I was overwhelmed with the want of him, and the tingling intensified.
And then Stacy Easter walked into the fantasy, crooked her finger, and he dropped me in a heartbeat.
And that thought pretty much killed the tingling.
"Damn." I opened my eyes, and looked around. Both of the other times I'd done it, I'd been seriously freaked out. Was it sparked by fear? Maybe. I looked at Betty. "Do you think you can scare me?"
Betty smiled. "Oh, honey, I'm not very - BOO!" and she lunged at me. It startled me a bit, but it wasn't enough. I closed my eyes and tried to clear my mind, opening it to receive something that would adequately freak me out, if I just kept my mind clear -
It's your magic, baby. Isn't it beautiful?
I saw Davina's face, smiling brightly as she watched the bat phone fly around her. Then she looked at me, and spoke, but it wasn't her voice, it was the guy from the alley, Cain.
Is your father Gabriel Ford?
No, I said, and the bat phone lunged at me. I ducked and fell to the floor.
This is your destiny, baby, Davina said, in her own voice now, as she moved toward me. It wasn't right, them not letting you be what you are.
My arms felt rubbery, tingly, hot, the energy buzzing through my body, and I cried out, afraid and desperate to get away.
I hadn't felt myself fall, but when the water hit my face, I sputtered to consciousness flat on my back on the floor of Betty's kitchen. I swiped at my eyes, yelled, "I'm okay!" and the water stopped. I looked up to see Betty standing over me, the cold water pitcher she kept in her refrigerator at the ready. I put my hand on my forehead, dizzy. My heart was still beating so fast and so hard, I could feel it. It almost felt outside of my chest. It almost felt -
It almost felt like it was crawling down my stomach.
I lifted my head and looked down. A red ceramic bunny nose twitched at me, pushing out from the back of the mug. The handle at the other end had contracted in on itself to form the tail. Above the face of the bunny, two flopped-over ears stretched out from the rim of the mug. The body of the mug was rounded, and it puffed in and out, like the thing was breathing. The foot of the ceramic mug had sprouted bunny feet. The top of the mug was still open, sort of as if the top hump of the bunny's back had been sliced off, but it contracted and moved as though a full back were there, invisible muscles working to propel the mug bunny as it hopped down my leg, where it dropped down, landing with an awkward clunk on Betty's white tiled floor. I shifted up and away from it until I was sitting with my back resting against the refrigerator, watching the mug bunny as it stuck its little nose under the cabinet and sniffed around. I looked down at my fingers, and could see the fading wisps of yellow light dancing around them, like strands of smoky yarn. I shook them out, and the strands danced away, then dissipated.

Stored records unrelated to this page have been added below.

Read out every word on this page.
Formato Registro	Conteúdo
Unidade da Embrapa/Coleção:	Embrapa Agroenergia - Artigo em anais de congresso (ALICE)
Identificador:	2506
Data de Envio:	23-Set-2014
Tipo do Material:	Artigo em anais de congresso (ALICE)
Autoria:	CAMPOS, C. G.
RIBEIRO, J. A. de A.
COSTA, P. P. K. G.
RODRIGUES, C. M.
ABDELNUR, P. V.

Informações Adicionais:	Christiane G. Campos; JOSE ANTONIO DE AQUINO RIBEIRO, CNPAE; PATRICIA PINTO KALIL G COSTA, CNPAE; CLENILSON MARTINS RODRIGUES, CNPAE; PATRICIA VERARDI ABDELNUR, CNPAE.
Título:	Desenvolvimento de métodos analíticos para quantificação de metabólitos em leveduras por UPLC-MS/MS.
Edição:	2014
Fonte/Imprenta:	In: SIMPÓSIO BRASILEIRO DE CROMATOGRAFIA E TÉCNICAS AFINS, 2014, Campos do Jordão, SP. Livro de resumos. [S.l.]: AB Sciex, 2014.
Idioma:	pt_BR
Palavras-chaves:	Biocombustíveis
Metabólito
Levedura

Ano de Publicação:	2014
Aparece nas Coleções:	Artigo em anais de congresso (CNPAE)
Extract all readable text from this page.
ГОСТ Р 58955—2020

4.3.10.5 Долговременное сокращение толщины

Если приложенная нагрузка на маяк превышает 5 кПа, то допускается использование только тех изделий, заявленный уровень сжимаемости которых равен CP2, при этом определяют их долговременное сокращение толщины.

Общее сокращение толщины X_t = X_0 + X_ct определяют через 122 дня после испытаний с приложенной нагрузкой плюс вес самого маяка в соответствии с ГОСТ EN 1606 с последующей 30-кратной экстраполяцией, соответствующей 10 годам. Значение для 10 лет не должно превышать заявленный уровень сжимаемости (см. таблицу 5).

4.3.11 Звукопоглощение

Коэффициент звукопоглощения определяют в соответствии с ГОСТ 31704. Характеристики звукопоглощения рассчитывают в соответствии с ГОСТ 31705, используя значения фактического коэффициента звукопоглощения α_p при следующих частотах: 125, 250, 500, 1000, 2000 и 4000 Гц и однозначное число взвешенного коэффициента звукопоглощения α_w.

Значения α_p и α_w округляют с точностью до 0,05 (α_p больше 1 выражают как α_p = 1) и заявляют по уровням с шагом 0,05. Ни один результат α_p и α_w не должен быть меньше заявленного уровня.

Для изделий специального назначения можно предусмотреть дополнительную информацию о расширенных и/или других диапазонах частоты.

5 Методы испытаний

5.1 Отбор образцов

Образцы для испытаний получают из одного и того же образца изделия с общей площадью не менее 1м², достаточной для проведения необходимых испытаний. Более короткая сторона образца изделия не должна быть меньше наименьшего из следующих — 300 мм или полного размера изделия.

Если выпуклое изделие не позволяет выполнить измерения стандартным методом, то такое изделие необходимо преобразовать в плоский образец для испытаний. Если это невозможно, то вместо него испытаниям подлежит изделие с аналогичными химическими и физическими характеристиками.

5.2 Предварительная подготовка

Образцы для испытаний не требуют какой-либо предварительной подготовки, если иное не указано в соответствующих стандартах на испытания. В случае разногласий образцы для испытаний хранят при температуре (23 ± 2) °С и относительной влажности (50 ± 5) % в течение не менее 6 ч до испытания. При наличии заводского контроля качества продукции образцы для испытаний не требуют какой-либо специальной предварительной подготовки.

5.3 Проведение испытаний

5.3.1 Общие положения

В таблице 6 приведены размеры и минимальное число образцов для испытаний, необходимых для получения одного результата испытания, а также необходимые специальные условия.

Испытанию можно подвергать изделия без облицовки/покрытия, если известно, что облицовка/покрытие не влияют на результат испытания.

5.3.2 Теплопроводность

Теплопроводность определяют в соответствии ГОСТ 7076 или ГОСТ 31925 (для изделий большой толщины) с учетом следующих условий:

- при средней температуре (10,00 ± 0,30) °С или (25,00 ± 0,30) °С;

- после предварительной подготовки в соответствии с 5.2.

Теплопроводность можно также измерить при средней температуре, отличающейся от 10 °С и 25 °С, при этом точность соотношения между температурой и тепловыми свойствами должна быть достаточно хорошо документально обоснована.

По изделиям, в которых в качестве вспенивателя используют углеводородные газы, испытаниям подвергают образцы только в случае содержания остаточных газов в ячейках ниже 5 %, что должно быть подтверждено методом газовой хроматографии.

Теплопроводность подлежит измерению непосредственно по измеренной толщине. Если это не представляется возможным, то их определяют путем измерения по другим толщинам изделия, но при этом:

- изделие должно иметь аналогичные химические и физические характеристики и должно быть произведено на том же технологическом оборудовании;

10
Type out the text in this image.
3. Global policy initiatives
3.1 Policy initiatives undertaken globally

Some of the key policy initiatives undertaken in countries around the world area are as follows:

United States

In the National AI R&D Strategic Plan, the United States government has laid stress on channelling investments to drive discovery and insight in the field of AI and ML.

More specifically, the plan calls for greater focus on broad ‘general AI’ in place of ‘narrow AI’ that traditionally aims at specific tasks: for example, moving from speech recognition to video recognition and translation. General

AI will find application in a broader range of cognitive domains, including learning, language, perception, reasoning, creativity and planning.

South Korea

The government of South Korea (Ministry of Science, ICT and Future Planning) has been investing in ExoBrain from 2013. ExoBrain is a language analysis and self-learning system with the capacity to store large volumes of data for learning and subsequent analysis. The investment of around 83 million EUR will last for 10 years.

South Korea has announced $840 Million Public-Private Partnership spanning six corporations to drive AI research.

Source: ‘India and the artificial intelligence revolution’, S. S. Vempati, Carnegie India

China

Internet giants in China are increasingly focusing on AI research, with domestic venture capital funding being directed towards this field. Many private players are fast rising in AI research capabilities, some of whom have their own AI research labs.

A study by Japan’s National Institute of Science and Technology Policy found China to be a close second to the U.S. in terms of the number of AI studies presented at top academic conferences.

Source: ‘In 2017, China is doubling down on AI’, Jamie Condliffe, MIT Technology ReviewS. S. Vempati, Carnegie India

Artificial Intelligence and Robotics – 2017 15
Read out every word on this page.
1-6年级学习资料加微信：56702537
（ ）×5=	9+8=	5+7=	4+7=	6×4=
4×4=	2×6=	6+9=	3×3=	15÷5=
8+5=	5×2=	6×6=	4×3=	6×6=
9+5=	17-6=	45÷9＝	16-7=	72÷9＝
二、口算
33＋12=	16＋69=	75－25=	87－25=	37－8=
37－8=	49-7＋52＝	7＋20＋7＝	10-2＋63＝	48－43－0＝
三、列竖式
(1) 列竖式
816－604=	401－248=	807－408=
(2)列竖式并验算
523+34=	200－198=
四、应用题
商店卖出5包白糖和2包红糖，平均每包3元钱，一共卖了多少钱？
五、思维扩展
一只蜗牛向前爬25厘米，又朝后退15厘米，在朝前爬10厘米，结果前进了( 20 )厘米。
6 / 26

"I think I'm gonna need the day off work," I said, unable to take my eyes off the mug bunny.
Betty knelt down beside me and we were both silent for a long time, just watching the bunny. "Well, I'll be damned."
"Yeah," I said, trying to figure out a way to explain it. "So ... I'm thinking ... alien mutant virus?"
"Nope," Betty said.
I looked up at her. "Well, it can't be a brain tumor. Unless it's contagious and we're sharing delusions. But that..." I shook my head. "No, that doesn't make sense, either."
"It's not a brain tumor."
And then I looked up at her, noticing for the first time that she seemed neither amazed nor surprised that I had just turned her ordinary coffee mug into a living, breathing critter.
"Betty?" I said, suspicion in my voice. "You know something about this?"
Betty put her hand on my shoulder. "Livvy, I think it's time we had a talk."
* * *
I sat in Booth 9, staring at my hands folded in front of me on the table. Betty sat across from me, apparently waiting for me to start, but I didn't know where to start, so I just sat there, my mind so beyond reeling it was blank.